To maintain the Artificer edge, we need to give them an ability that decreases their required crafting time. I think this plays nicely with the next point, so see below.
Artificers gained a craft-reserve of "XP" to spend on items. No longer needed.
The point of the craft reserve is to decrease costs, and we can carry that over to a savings on the gp costs. I think the solution here is to provide incremental reductions in both time and cost, spread out over the Artificer's level progression.
The question is: What should the savings be? At the moment I'm leading to 25% off gp costs at 5th level, 50% off costs at 10th level, and 75% off as the capstone 20th level ability. Not sure on what to do for the time reduction, but perhaps scaling up 20% every three levels? Need to see where the holes in the ability progression fall.
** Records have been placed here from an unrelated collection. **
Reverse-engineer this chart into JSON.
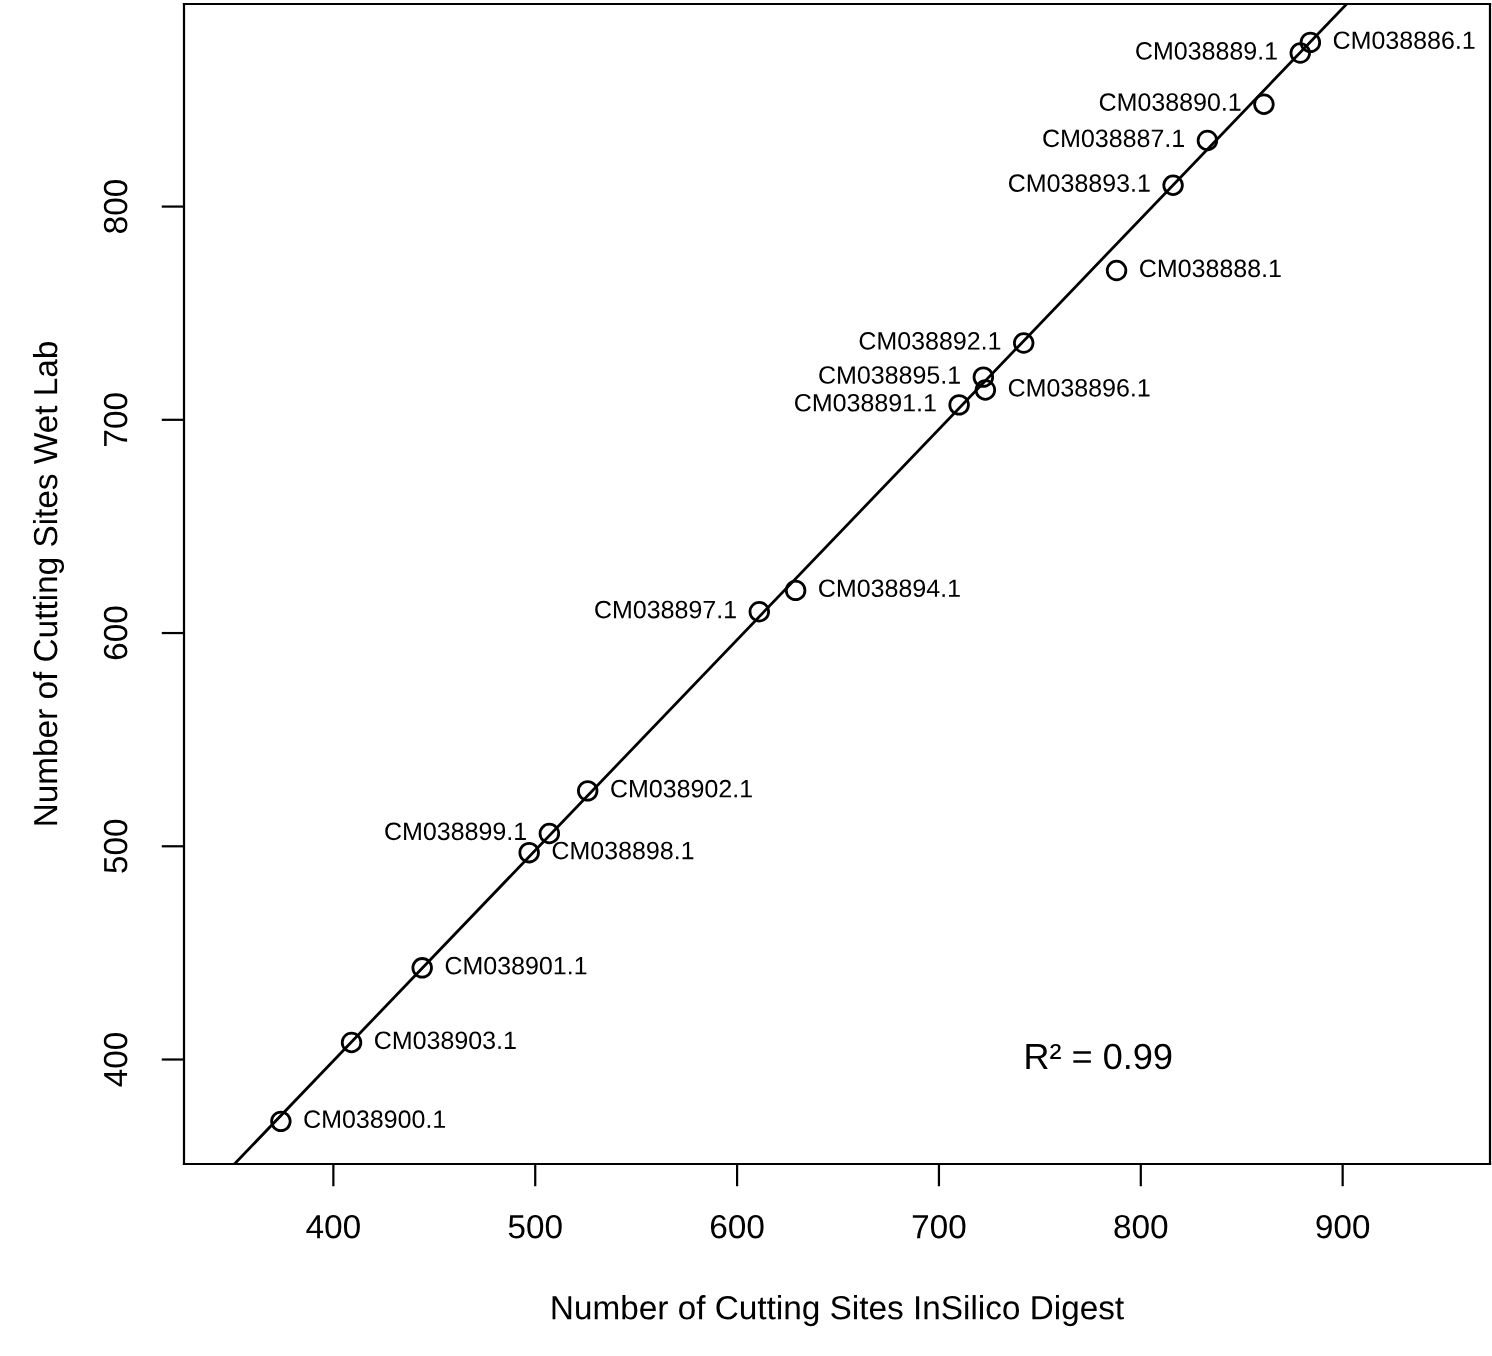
{
  "chart_data": {
    "type": "scatter",
    "xlabel": "Number of Cutting Sites InSilico Digest",
    "ylabel": "Number of Cutting Sites Wet Lab",
    "xlim": [
      326,
      973
    ],
    "ylim": [
      351,
      895
    ],
    "xticks": [
      400,
      500,
      600,
      700,
      800,
      900
    ],
    "yticks": [
      400,
      500,
      600,
      700,
      800
    ],
    "grid": false,
    "legend": false,
    "marker": "circle",
    "series": [
      {
        "type": "scatter",
        "color": "#000000",
        "x": [
          374,
          409,
          444,
          497,
          507,
          526,
          611,
          629,
          710,
          723,
          722,
          742,
          788,
          816,
          833,
          861,
          879,
          884
        ],
        "values": [
          371,
          408,
          443,
          497,
          506,
          526,
          610,
          620,
          707,
          714,
          720,
          736,
          770,
          810,
          831,
          848,
          872,
          877
        ]
      },
      {
        "type": "line",
        "color": "#000000",
        "marker": "none",
        "line_style": "solid",
        "x": [
          351,
          902
        ],
        "values": [
          351,
          895
        ]
      }
    ],
    "annotations": [
      {
        "text": "CM038900.1",
        "x": 374,
        "y": 371
      },
      {
        "text": "CM038903.1",
        "x": 409,
        "y": 408
      },
      {
        "text": "CM038901.1",
        "x": 444,
        "y": 443
      },
      {
        "text": "CM038898.1",
        "x": 497,
        "y": 497
      },
      {
        "text": "CM038899.1",
        "x": 507,
        "y": 506
      },
      {
        "text": "CM038902.1",
        "x": 526,
        "y": 526
      },
      {
        "text": "CM038897.1",
        "x": 611,
        "y": 610
      },
      {
        "text": "CM038894.1",
        "x": 629,
        "y": 620
      },
      {
        "text": "CM038891.1",
        "x": 710,
        "y": 707
      },
      {
        "text": "CM038896.1",
        "x": 723,
        "y": 714
      },
      {
        "text": "CM038895.1",
        "x": 722,
        "y": 720
      },
      {
        "text": "CM038892.1",
        "x": 742,
        "y": 736
      },
      {
        "text": "CM038888.1",
        "x": 788,
        "y": 770
      },
      {
        "text": "CM038893.1",
        "x": 816,
        "y": 810
      },
      {
        "text": "CM038887.1",
        "x": 833,
        "y": 831
      },
      {
        "text": "CM038890.1",
        "x": 861,
        "y": 848
      },
      {
        "text": "CM038889.1",
        "x": 879,
        "y": 872
      },
      {
        "text": "CM038886.1",
        "x": 884,
        "y": 877
      },
      "R² = 0.99"
    ]
  }
}
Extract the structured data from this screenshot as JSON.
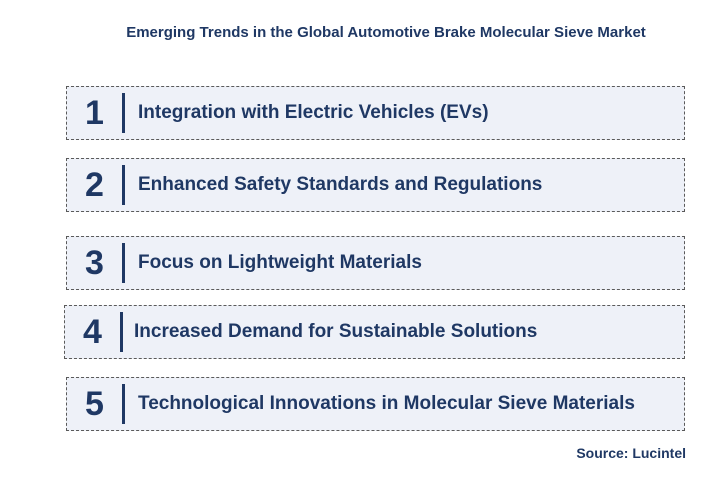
{
  "title": "Emerging Trends in the Global Automotive Brake Molecular Sieve Market",
  "trends": [
    {
      "number": "1",
      "label": "Integration with Electric Vehicles (EVs)"
    },
    {
      "number": "2",
      "label": "Enhanced Safety Standards and Regulations"
    },
    {
      "number": "3",
      "label": "Focus on Lightweight Materials"
    },
    {
      "number": "4",
      "label": "Increased Demand for Sustainable Solutions"
    },
    {
      "number": "5",
      "label": "Technological Innovations in Molecular Sieve Materials"
    }
  ],
  "source": "Source: Lucintel",
  "colors": {
    "text": "#1f3864",
    "box_fill": "#eef1f8",
    "box_border": "#5a5a5a"
  }
}
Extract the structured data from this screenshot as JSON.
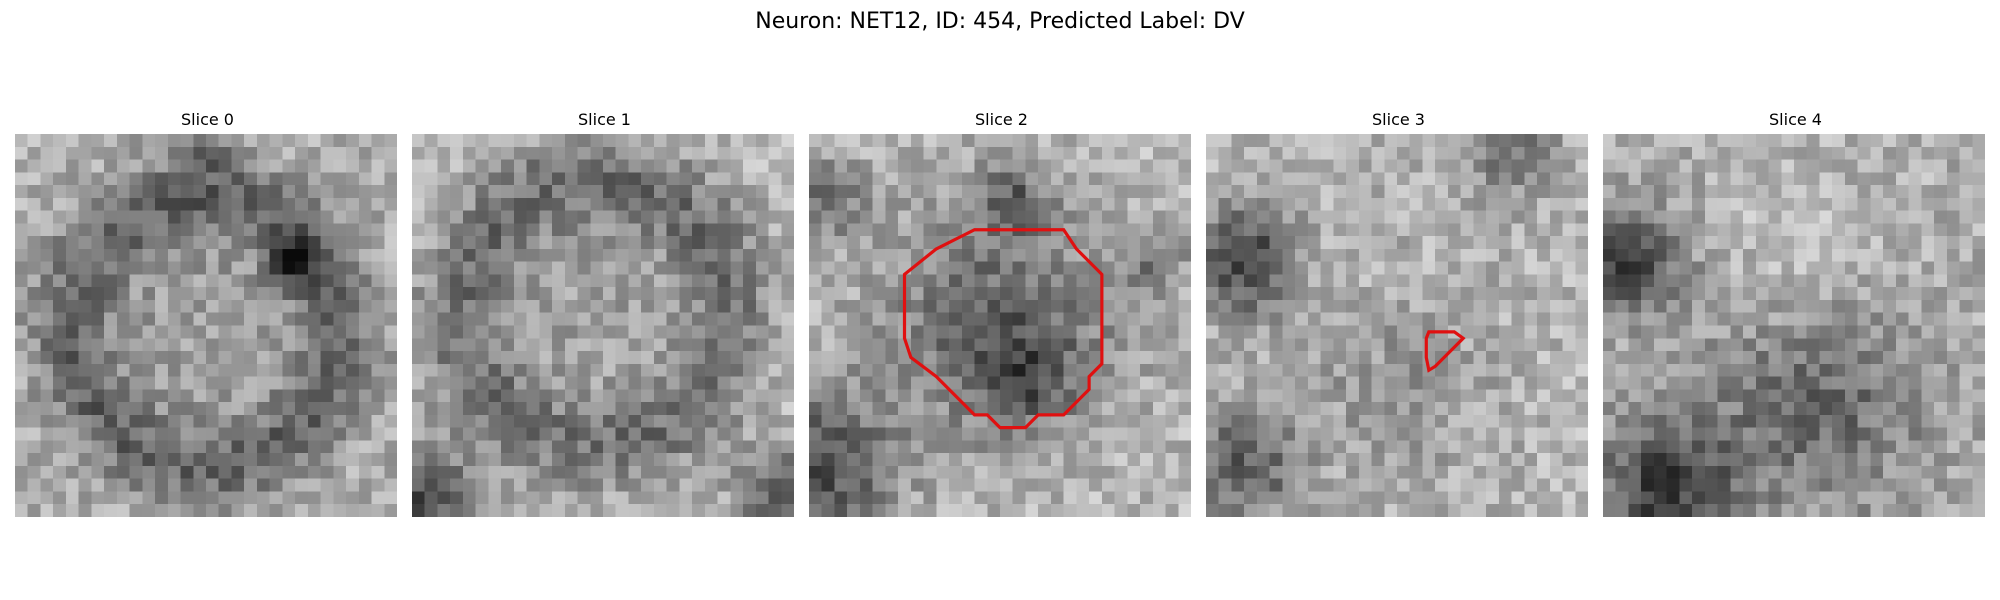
{
  "figure": {
    "title": "Neuron: NET12, ID: 454, Predicted Label: DV"
  },
  "slices": [
    {
      "title": "Slice 0",
      "contour": []
    },
    {
      "title": "Slice 1",
      "contour": []
    },
    {
      "title": "Slice 2",
      "contour": "large-polygon"
    },
    {
      "title": "Slice 3",
      "contour": "small-polygon"
    },
    {
      "title": "Slice 4",
      "contour": []
    }
  ],
  "colors": {
    "contour": "#e01010"
  }
}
5th level artificers gained retain essence, which let you recycle XP from items. No longer needed.
This can also be converted to a gp-based ability. I suggest a 20% recovery of "essence" that can only be used to create items or pay for spell-related xp costs.
Artificers get "Artificer knowledge" which let them identify magic items with an special level+int check and one minute. Spellcasters can cast detect magic at-will and identify items with a spellcraft check.
Artificers should now, at will, be able to make spellcraft rolls to identify magic items as if they had cast the Detect Magic spell.
Don't want to be spellcaster but still want to make items? Try Master Craftsman
While I don't think this has any impact on the Artificer, I wanted to point out that this is a cool way to make a Magewright as an expert, as opposed to his own NPC class.
3) The Artificer as a guy who gets "other stuff"
So the Artificer also gets: Trapfinding, free-item creation feats, meta-magic item use, a slightly higher (level+2) caster level to make magic items, and a hommoculus. I think all of that can pretty much stay.
So the next question is, how will this class stand up to the Pathfinder core? I think I'll leave that for a later post. Phew, all this class creation is a lot of hard work!